Research in my laboratory centers around investigations
into the molecular mechanisms of aging. One of the major ideas about the cause
of aging postulates that mitochondria slowly lose their capacity to generate
energy as individuals age. It is known that the frequency of mitochondrial
DNA mutations rises exponentially with aging. It has also been shown that
in many tissues mitochondrial respiratory capacity declines with age. The
decrease in ATP synthesis compromises cellular physiological function leaving
the cell vulnerable to stress and less able to repair damage -culminating
in senescence. One major source of that stress derives from the mitochondria
itself ' namely reactive oxygen species that are natural byproducts of respiration.
It is thought that the age-related increase in mtDNA mutations results in
higher levels of oxidative stress which, in turn, not only causes damage to
proteins and other cellular macromolecules, but also, in a Catch 22, leads
to further elevations in the levels of mtDNA mutations. This viscous circle
ultimately culminates in either cell death or the vulnerability to late-onset
diseases like Alzheimer's, Parkinson's, and Type II Diabetes.
(Fig. 1) The top mouse is a 6 week old transgenic in congestive heart
failure. The bottom mouse is his normal brother. (Fig. 2) Three transgenic
mice with dilated cardiomyopathy. Note that the hearts look like blown up
balloons.
The Jewel of the Nile. The right heart was removed from a 6 month old
transgenic mouse; the one on the left is from a same aged control littermate.
Note the enlarged atria -- the rabbit ears. The ventricles are also enlarged.
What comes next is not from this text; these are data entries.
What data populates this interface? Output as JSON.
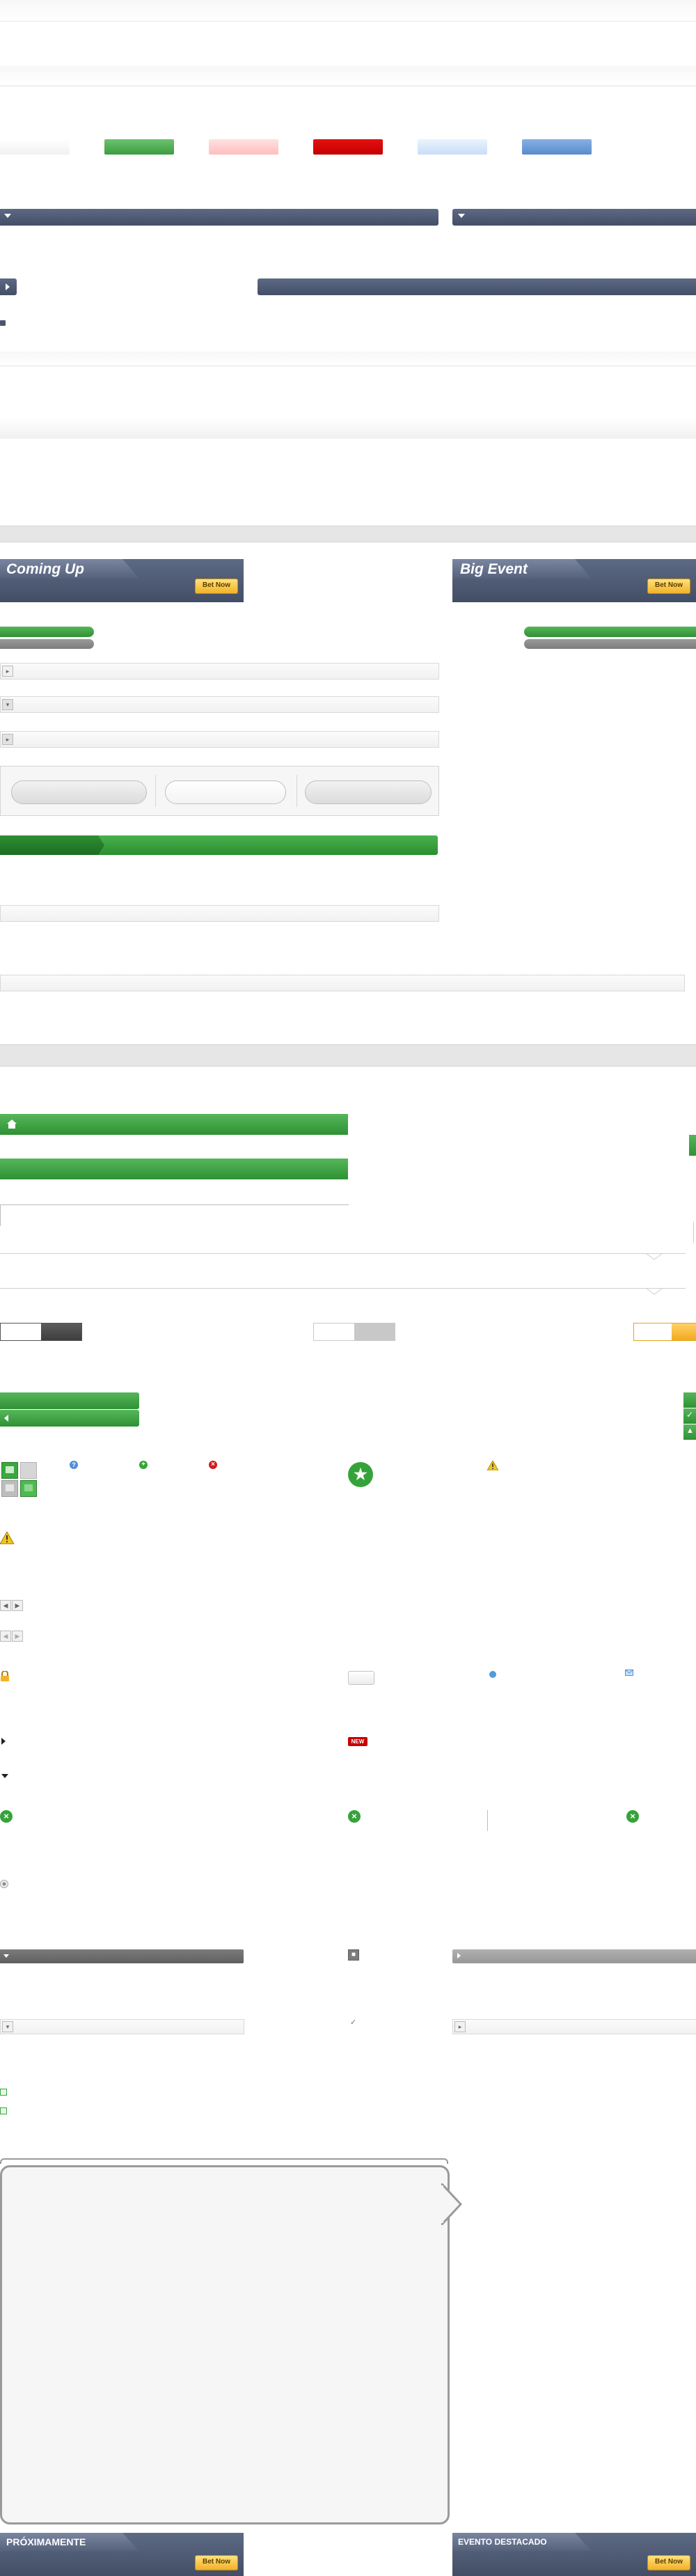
{
  "colors": {
    "navy": "#4a5570",
    "green": "#3aa83e",
    "red": "#d40000",
    "pink": "#ffd0d0",
    "light_blue": "#d6e8fb",
    "blue": "#6f9ed8",
    "yellow_button": "#f7c33b",
    "gray": "#8a8a8a"
  },
  "banners": {
    "coming_up": {
      "title": "Coming Up",
      "button": "Bet Now"
    },
    "big_event": {
      "title": "Big Event",
      "button": "Bet Now"
    },
    "proximamente": {
      "title": "PRÓXIMAMENTE",
      "button": "Bet Now"
    },
    "evento_destacado": {
      "title": "EVENTO DESTACADO",
      "button": "Bet Now"
    }
  },
  "badges": {
    "new": "NEW"
  },
  "icons": {
    "home": "home-icon",
    "star": "star-icon",
    "warning": "warning-icon",
    "lock": "lock-icon",
    "close": "close-icon",
    "help": "help-icon",
    "add": "add-icon",
    "remove": "remove-icon",
    "check": "check-icon",
    "arrow_right": "arrow-right-icon",
    "arrow_down": "arrow-down-icon"
  }
}
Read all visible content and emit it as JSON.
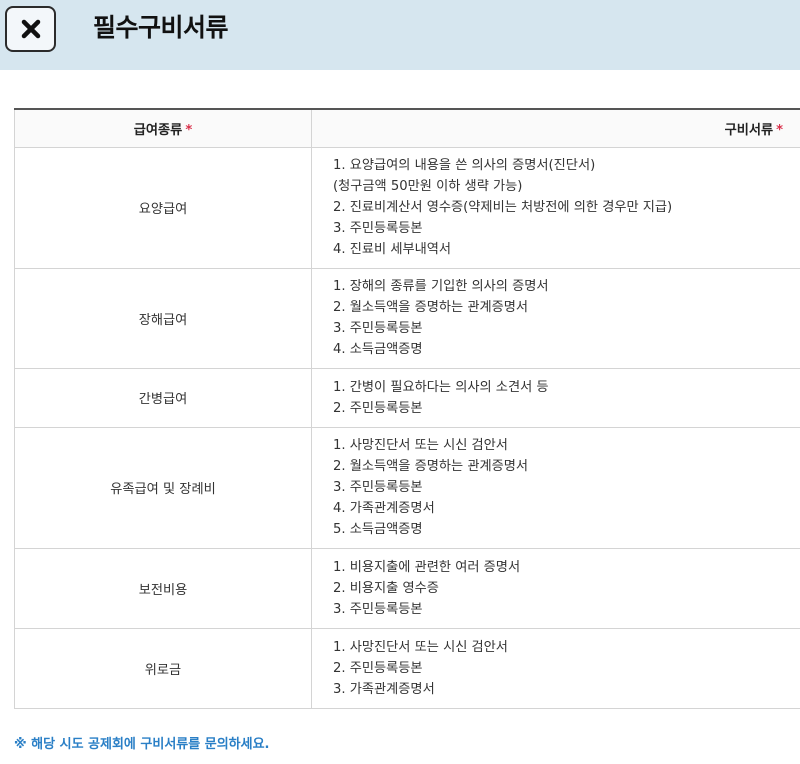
{
  "header": {
    "title": "필수구비서류",
    "close_icon": "close-icon",
    "background_color": "#d6e6ef"
  },
  "table": {
    "columns": [
      {
        "label": "급여종류",
        "required_mark": "*"
      },
      {
        "label": "구비서류",
        "required_mark": "*"
      }
    ],
    "rows": [
      {
        "type": "요양급여",
        "docs": [
          "1. 요양급여의 내용을 쓴 의사의 증명서(진단서)",
          "(청구금액 50만원 이하 생략 가능)",
          "2. 진료비계산서 영수증(약제비는 처방전에 의한 경우만 지급)",
          "3. 주민등록등본",
          "4. 진료비 세부내역서"
        ]
      },
      {
        "type": "장해급여",
        "docs": [
          "1. 장해의 종류를 기입한 의사의 증명서",
          "2. 월소득액을 증명하는 관계증명서",
          "3. 주민등록등본",
          "4. 소득금액증명"
        ]
      },
      {
        "type": "간병급여",
        "docs": [
          "1. 간병이 필요하다는 의사의 소견서 등",
          "2. 주민등록등본"
        ]
      },
      {
        "type": "유족급여 및 장례비",
        "docs": [
          "1. 사망진단서 또는 시신 검안서",
          "2. 월소득액을 증명하는 관계증명서",
          "3. 주민등록등본",
          "4. 가족관계증명서",
          "5. 소득금액증명"
        ]
      },
      {
        "type": "보전비용",
        "docs": [
          "1. 비용지출에 관련한 여러 증명서",
          "2. 비용지출 영수증",
          "3. 주민등록등본"
        ]
      },
      {
        "type": "위로금",
        "docs": [
          "1. 사망진단서 또는 시신 검안서",
          "2. 주민등록등본",
          "3. 가족관계증명서"
        ]
      }
    ]
  },
  "note": {
    "text": "※ 해당 시도 공제회에 구비서류를 문의하세요.",
    "color": "#2a7fc6"
  },
  "colors": {
    "required_mark": "#d9304b",
    "table_top_border": "#555555"
  }
}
We are testing the above scenario by studies of transgenic mouse models for
mitochondrial based disease. We have created a transgenic mouse, which rapidly
accumulates mutations only in the mitochondrial DNA of the heart. Figure 1
shows one of these mice next to a control littermate at about 6 weeks of age.
These mice develop cardiac disease early in life, which often is manifested
as congestive heart failure. At the time this mouse developed severe heart
failure, its cardiac mitochondria had a frequency of mitochondrial DNA mutations
that would normally be found in an 80-year-old person. Thus, these mice have
old mitochondria in a young body. As mutation frequencies rise, their hearts
dilate in order to maintain cardiac performance Figure 2. An enlarged heart
(Figure 3) is also characteristic in many cases of human heart disease. We
are characterizing these transgenic mice at the molecular level to discover
how the rising frequency of mitochondrial DNA mutations leads to heart disease.
Surprisingly, our studies so far suggest that whatever the molecular mechanism
is, it does not appear to involve a decline in the ability of the mitochondria
to generate ATP. Neither, does it appear to result from an increase in oxidative
stress. Our current hypothesis is that the mutations lead to a dysregulation
of the mitochondrial permeability transition pore which is intimately linked
to the regulation of apoptosis and, thus, cell survival. Perturbations in
the function of that pore are hypothesized to communicate to the nucleus via
signal transduction pathways involving nuclear receptor – possibly the
peroxisome-proliferator activated receptors.